Fords? If I were gung-ho about Fords would I speak badly about Volvo and Jaguar, or would I just sort of ignore them and extoll the virtues of the Grand Marquis and the Focus?

That said, a typical Ford or Chevy brake job costs less than $600 at my shop. In fact, somewhere's around half come in at under $300.

I have never put brakes on a Mercedes for less than $1200.
2004-03-15 07:27:28 PM  
[image from too old to be available]

Some guys'd kill to drive a car like this
2004-03-15 07:50:32 PM  
Actually, you don't need any special tools to change the plugs on the VR6. That is, unless you consider an engine hoist a special tool.

Read a VW shop manual. First step is very often "Remove Engine from Car"
2004-03-15 08:04:42 PM  
Volkswagen vs. Ford:

step 1: Remove engine from car because otherwise you'll have to buy a fancy tool and lots of band-aids.

Ford Truck:
step 1: Remove engine from car because otherwise you'll have to put fresh batteries in your flashlight.
2004-03-15 08:15:54 PM  
85 Jaguar XJ-S V-12 v 99 Nissan Quest V-6
problem--both leaking transformer fluid
repair estimates--Nissan $2000 Jaguar $90

Same Jag v 99 Mazda Protege
problem--parking kiss
repair costs--Mazda $1200 Jag no damage at all

The Jag is actually fairly easy to work on.
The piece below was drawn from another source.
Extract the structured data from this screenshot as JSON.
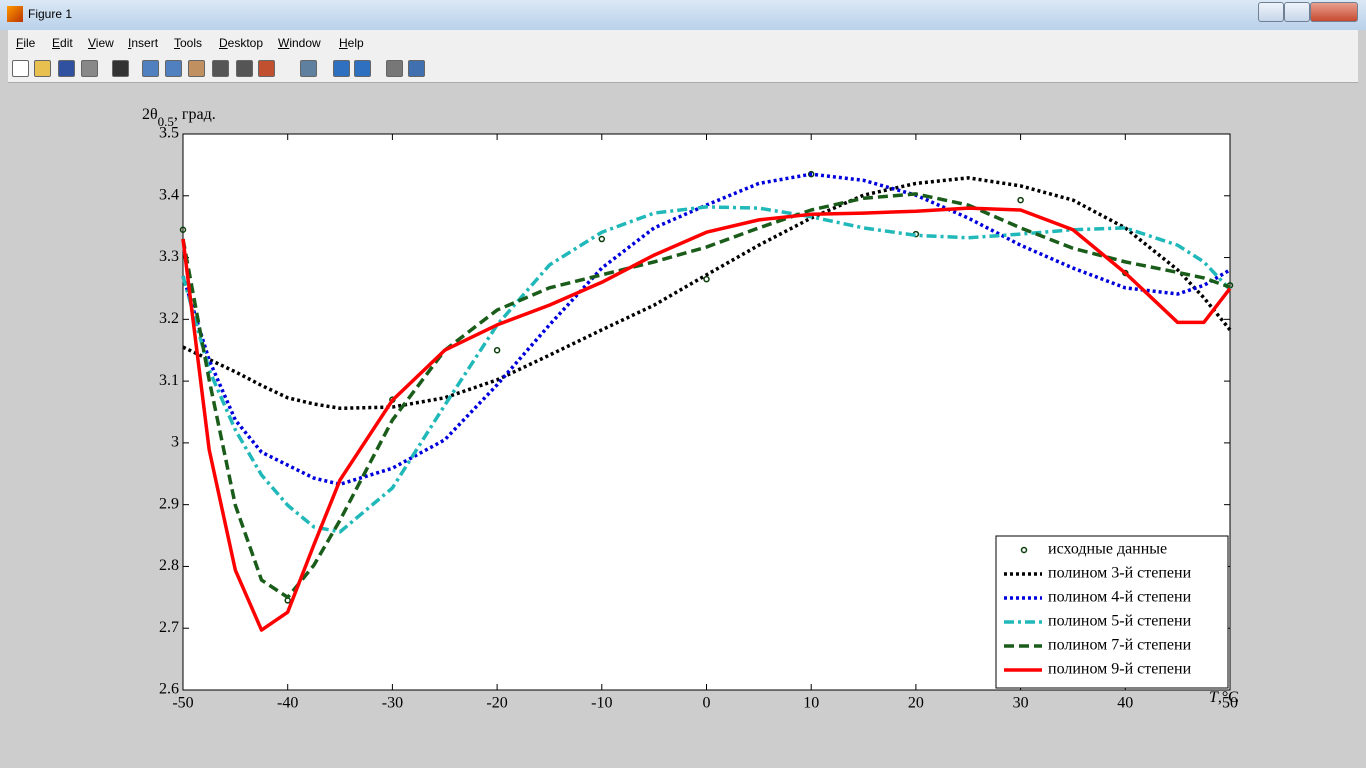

Haynes Manual and Jag CD Rom plus amazing internet support. I plan to purchase a Series III XJ6 and will never buy another car for myself again unless I come across a 65 Stang or something.
2004-03-15 08:21:06 PM  

Personally, I find the Jags to be some of the easiest of the Euro-crap to work on. R&I (removal and installation) is usually about the same as a 5 to 15 year older Buick.

Still, though, diagnostic information and parts information are well below acceptable, and if you're concerned about either comfort or performance .... well if you like those things you don't buy a Jaguar built after 1955.